[ExI] Antiques as a store of value

BillK pharos at gmail.com
Tue Feb 12 12:37:14 UTC 2008


On Feb 12, 2008 6:15 AM, spike wrote:
>
> I hear that a lot regarding engineers.  We are told we didn't get real
> education, but rather mere job training.  Granted we may have no clue why
> those paintings that were recently stolen were considered to be worth $163
> million.  Why?
>
> <http://www.blogrunner.com/snapshot/D/5/3/armed_robbers_steal_4_masterworks_in_zurich/>
>
> If they were worth that much, why couldn't we digitize photos of them and
> build a robot which would create arbitrarily many copies using actual oil
> paints on canvas, copies that are so good that only experts could tell them
> from the original?  Couldn't we replace all the original (absurdly
> overvalued) originals in the museums with really good copies, thus saving
> huge sums on the obviated security measures?
>
> So we don't understand the art world.  No amount of education will change
> that for me.
>


Surely nanotech must destroy the value of all items that depend on age
and provenance.

All artwork, paintings, sculpture, furniture, objets d'art, souvenirs,
etc that can be copied, molecule by molecule, to produce an identical
copy, must lose their million dollar valuations.

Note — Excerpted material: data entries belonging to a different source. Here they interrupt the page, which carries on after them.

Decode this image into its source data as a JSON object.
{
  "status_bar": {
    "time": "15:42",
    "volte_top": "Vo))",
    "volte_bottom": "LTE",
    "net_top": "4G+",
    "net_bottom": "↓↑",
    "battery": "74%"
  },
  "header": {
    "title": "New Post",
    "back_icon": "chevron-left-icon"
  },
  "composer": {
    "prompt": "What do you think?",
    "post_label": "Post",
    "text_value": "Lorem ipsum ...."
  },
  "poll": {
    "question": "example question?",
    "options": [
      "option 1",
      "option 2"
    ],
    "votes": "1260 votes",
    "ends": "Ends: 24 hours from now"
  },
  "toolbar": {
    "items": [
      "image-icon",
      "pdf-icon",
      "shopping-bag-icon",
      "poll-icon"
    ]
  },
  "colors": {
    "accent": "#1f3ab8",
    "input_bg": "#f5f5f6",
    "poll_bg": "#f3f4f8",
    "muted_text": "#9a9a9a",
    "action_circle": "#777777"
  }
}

Nanotech will be a
severe blow to the rich investors in such objects.

I have never understood how a pair of underpants once worn by Elvis
are now worth thousands of dollars. They are still just a pair of
underpants, for Dog's sake!

(Disclaimer: I don't own any valuable antiques or paintings, so I may
be biased. I do however own several pairs of incredibly old
underpants, if anyone is interested in investing).